Jason Zimbler (born July 27, 1977) is an American former actor best known for portraying Ferguson Darling on the Nickelodeon television series Clarissa Explains It All.

==Early life and education==
Born in New York City, Zimbler graduated from the University of Notre Dame in 1998, and has both an undergraduate degree in business administration and a graduate degree in theatre directing.

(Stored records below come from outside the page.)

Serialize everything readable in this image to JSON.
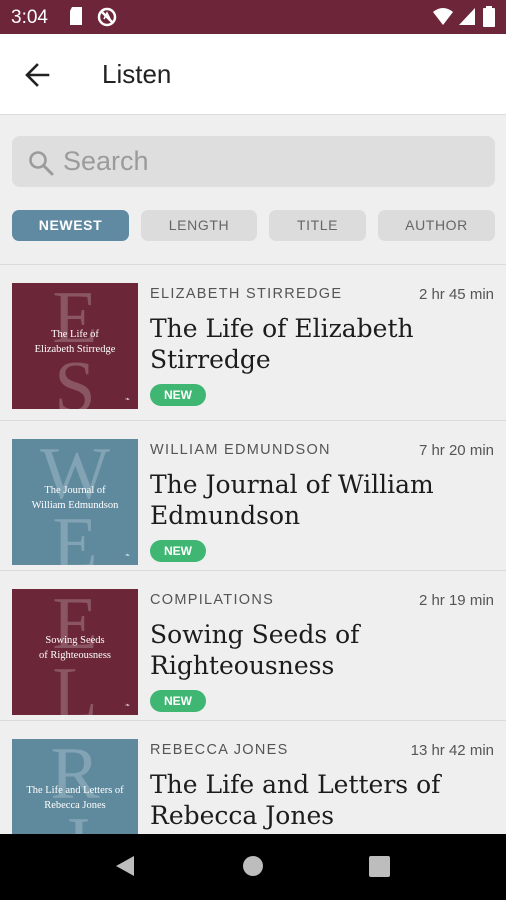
{
  "status_bar": {
    "time": "3:04"
  },
  "header": {
    "title": "Listen"
  },
  "search": {
    "placeholder": "Search"
  },
  "sort_options": [
    "NEWEST",
    "LENGTH",
    "TITLE",
    "AUTHOR"
  ],
  "sort_selected": "NEWEST",
  "books": [
    {
      "author": "ELIZABETH STIRREDGE",
      "duration": "2 hr 45 min",
      "title": "The Life of Elizabeth Stirredge",
      "badge": "NEW",
      "cover_color": "#6b2738",
      "cover_letters": "E\nS",
      "cover_title": "The Life of\nElizabeth Stirredge"
    },
    {
      "author": "WILLIAM EDMUNDSON",
      "duration": "7 hr 20 min",
      "title": "The Journal of William Edmundson",
      "badge": "NEW",
      "cover_color": "#5f8a9e",
      "cover_letters": "W\nE",
      "cover_title": "The Journal of\nWilliam Edmundson"
    },
    {
      "author": "COMPILATIONS",
      "duration": "2 hr 19 min",
      "title": "Sowing Seeds of Righteousness",
      "badge": "NEW",
      "cover_color": "#6b2738",
      "cover_letters": "E\nL",
      "cover_title": "Sowing Seeds\nof Righteousness"
    },
    {
      "author": "REBECCA JONES",
      "duration": "13 hr 42 min",
      "title": "The Life and Letters of Rebecca Jones",
      "badge": "",
      "cover_color": "#5f8a9e",
      "cover_letters": "R\nJ",
      "cover_title": "The Life and Letters of\nRebecca Jones"
    }
  ],
  "colors": {
    "status_bar": "#6d2639",
    "accent": "#5f8aa2",
    "badge": "#3fb773"
  },
  "icons": [
    "sd-card-icon",
    "no-disturb-icon",
    "wifi-icon",
    "signal-icon",
    "battery-icon",
    "back-arrow-icon",
    "search-icon",
    "nav-back-icon",
    "nav-home-icon",
    "nav-recents-icon"
  ]
}
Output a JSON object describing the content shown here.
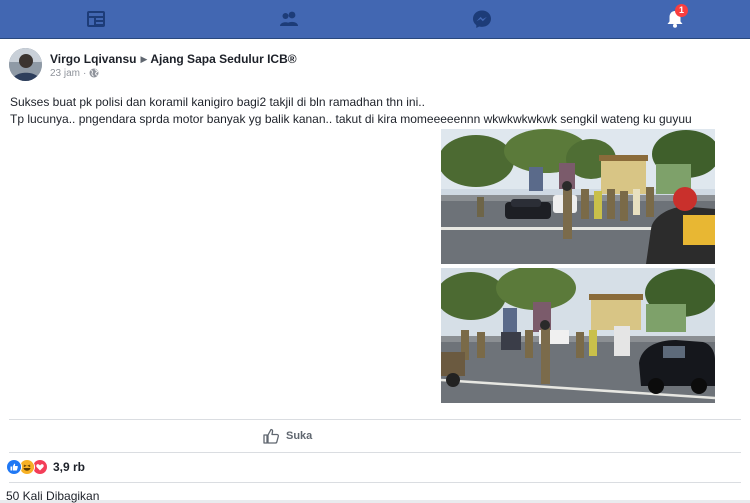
{
  "nav": {
    "items": [
      {
        "name": "news-feed",
        "icon": "news-feed-icon"
      },
      {
        "name": "friends",
        "icon": "friends-icon"
      },
      {
        "name": "messenger",
        "icon": "messenger-icon"
      },
      {
        "name": "notifications",
        "icon": "bell-icon",
        "badge": "1"
      }
    ],
    "colors": {
      "bar": "#4267b2",
      "icons": "#1d3c78",
      "badge": "#fa3e3e"
    }
  },
  "post": {
    "author": "Virgo Lqivansu",
    "group": "Ajang Sapa Sedulur ICB®",
    "time": "23 jam",
    "separator": "·",
    "text_lines": [
      "Sukses buat pk polisi dan koramil kanigiro bagi2 takjil di bln ramadhan thn ini..",
      "Tp lucunya.. pngendara sprda motor banyak yg balik kanan.. takut di kira momeeeeennn wkwkwkwkwk sengkil wateng ku guyuu"
    ],
    "photos": [
      {
        "icon": "street-scene-photo"
      },
      {
        "icon": "street-scene-photo"
      }
    ]
  },
  "actions": {
    "like_label": "Suka"
  },
  "reactions": {
    "count": "3,9 rb",
    "types": [
      "like-icon",
      "haha-icon",
      "love-icon"
    ],
    "colors": {
      "like": "#2078f4",
      "haha": "#f7b125",
      "love": "#f33e58"
    }
  },
  "shares": {
    "label": "50 Kali Dibagikan"
  }
}
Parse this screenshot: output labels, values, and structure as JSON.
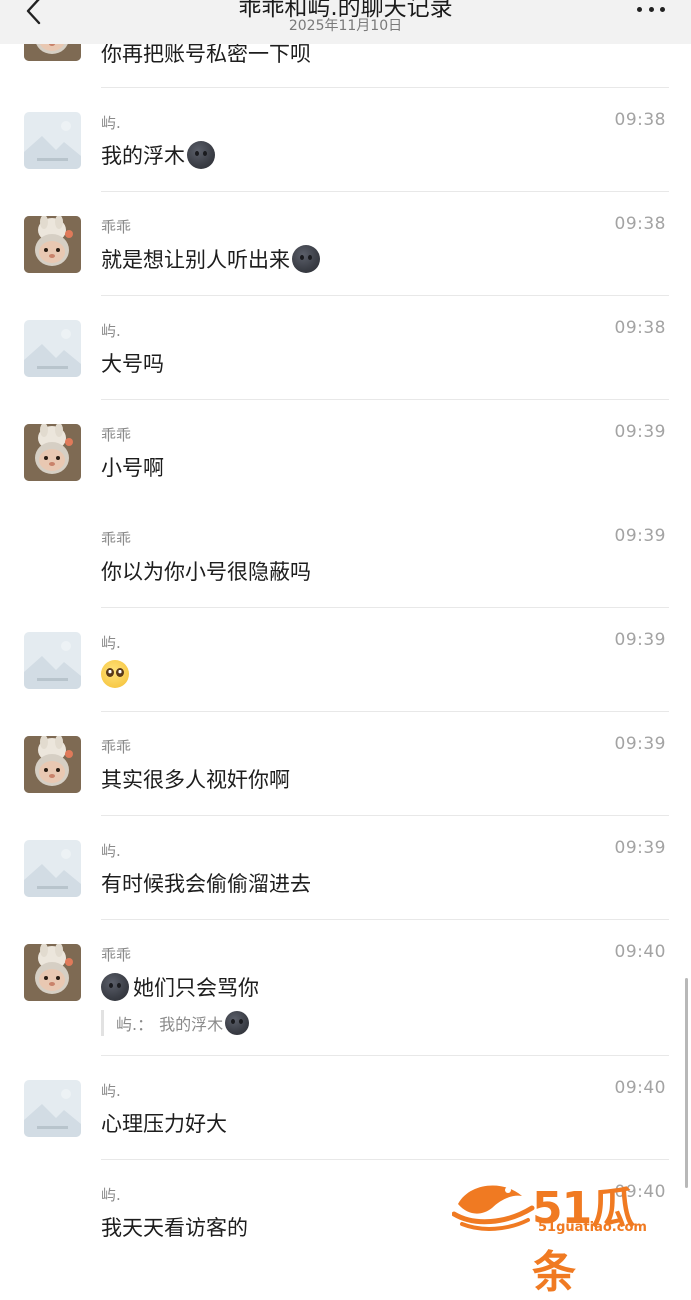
{
  "header": {
    "title": "乖乖和屿.的聊天记录",
    "date": "2025年11月10日"
  },
  "top_partial_text": "你再把账号私密一下呗",
  "messages": [
    {
      "sender": "屿.",
      "time": "09:38",
      "text": "我的浮木",
      "emoji": "dark-face-icon",
      "avatar": "placeholder"
    },
    {
      "sender": "乖乖",
      "time": "09:38",
      "text": "就是想让别人听出来",
      "emoji": "dark-face-icon",
      "avatar": "bunny"
    },
    {
      "sender": "屿.",
      "time": "09:38",
      "text": "大号吗",
      "avatar": "placeholder"
    },
    {
      "sender": "乖乖",
      "time": "09:39",
      "text": "小号啊",
      "avatar": "bunny"
    },
    {
      "sender": "乖乖",
      "time": "09:39",
      "text": "你以为你小号很隐蔽吗",
      "avatar": "none"
    },
    {
      "sender": "屿.",
      "time": "09:39",
      "text": "",
      "emoji": "pleading-face-icon",
      "avatar": "placeholder"
    },
    {
      "sender": "乖乖",
      "time": "09:39",
      "text": "其实很多人视奸你啊",
      "avatar": "bunny"
    },
    {
      "sender": "屿.",
      "time": "09:39",
      "text": "有时候我会偷偷溜进去",
      "avatar": "placeholder"
    },
    {
      "sender": "乖乖",
      "time": "09:40",
      "text": "她们只会骂你",
      "emoji": "dark-face-icon",
      "avatar": "bunny",
      "quote": {
        "author": "屿.：",
        "text": "我的浮木"
      }
    },
    {
      "sender": "屿.",
      "time": "09:40",
      "text": "心理压力好大",
      "avatar": "placeholder"
    },
    {
      "sender": "屿.",
      "time": "09:40",
      "text": "我天天看访客的",
      "avatar": "none"
    }
  ],
  "watermark": {
    "brand": "51瓜条",
    "url": "51guatiao.com",
    "color": "#f07a22"
  },
  "colors": {
    "header_bg": "#f2f2f2",
    "divider": "#e8e8e8",
    "meta_text": "#8a8a8a"
  }
}
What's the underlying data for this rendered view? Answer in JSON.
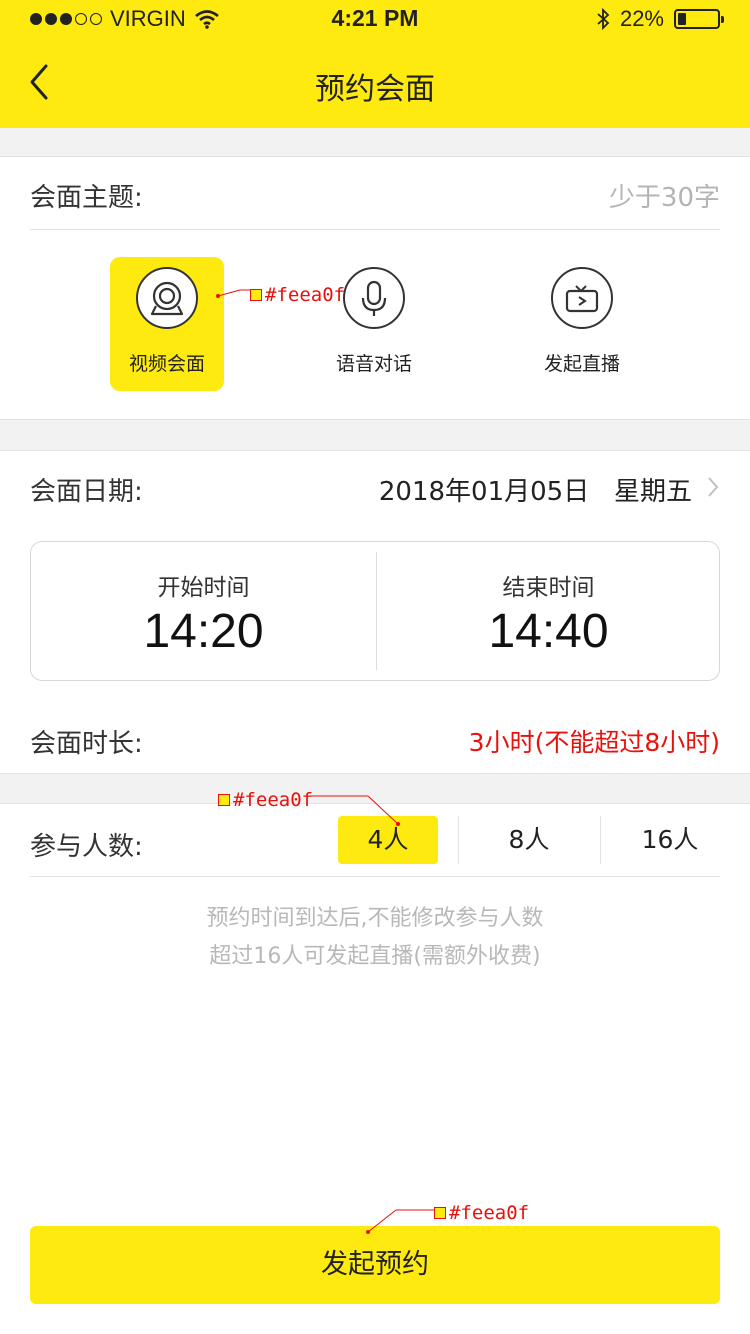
{
  "status_bar": {
    "carrier": "VIRGIN",
    "time": "4:21 PM",
    "battery": "22%",
    "battery_level": 0.22
  },
  "nav": {
    "title": "预约会面",
    "back_icon": "chevron-left-icon"
  },
  "topic": {
    "label": "会面主题:",
    "placeholder": "少于30字"
  },
  "modes": [
    {
      "label": "视频会面",
      "icon": "webcam-icon",
      "active": true
    },
    {
      "label": "语音对话",
      "icon": "microphone-icon",
      "active": false
    },
    {
      "label": "发起直播",
      "icon": "tv-play-icon",
      "active": false
    }
  ],
  "date": {
    "label": "会面日期:",
    "value": "2018年01月05日   星期五"
  },
  "time": {
    "start_label": "开始时间",
    "start_value": "14:20",
    "end_label": "结束时间",
    "end_value": "14:40"
  },
  "duration": {
    "label": "会面时长:",
    "value": "3小时(不能超过8小时)"
  },
  "people": {
    "label": "参与人数:",
    "options": [
      "4人",
      "8人",
      "16人"
    ],
    "selected": "4人"
  },
  "notes": [
    "预约时间到达后,不能修改参与人数",
    "超过16人可发起直播(需额外收费)"
  ],
  "submit_label": "发起预约",
  "annotations": [
    "#feea0f",
    "#feea0f",
    "#feea0f"
  ],
  "colors": {
    "accent": "#feea0f",
    "warning": "#e8110c",
    "hint": "#b8b8b8"
  }
}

In 1992, Zimbler spoke in front of the United States House of Representatives' United States House Select Committee on Children, Youth, and Families, discussing issues concerning free condom distribution in school and the images of today's heroes.

==Career==
===Television===
Zimbler appeared on The Edge of Night and co-starred in the Nickelodeon television program Clarissa Explains It All from 1991 to 1994 as the character Ferguson W. Darling; The Portland Mercurys Alison Hallett opined that it is this latter role—as "the world’s brattiest little brother"—for which Zimbler is best known. In 2007, Zimbler joined other past Nickelodeon stars (Danny Cooksey, Michael Maronna, and Marc Summers) in the music video for The XYZ Affair's "All My Friends".

===Theatre===
Zimbler played Robert Anderson in the 1989 revival of Shenandoah. Since then he has directed and assisted theatre productions in New York City, including frequent participation with the Impetuous Theater Group. Zimbler received the 2006 Stage Directors and Choreographers Society's Observership for Burleigh Grime$, and was chosen to take part in the 2007 Lincoln Center for the Performing Arts' Director's Lab. Additionally, the director has been an educator and theatre program head at Buck's Rock Performing and Creative Arts Camp for eight years.

In late 2007, Jason Zimbler and Sam Kusnetz founded the theatre company The Re-Theatre Instrument in Portland, Oregon. Under Zimbler's direction, The Re-Theatre Instrument has re-imagined such classic works as Faust, King Lear and Much Ado About Nothing.

== After acting ==
As of 2011, Zimbler is employed by HBO as a software designer.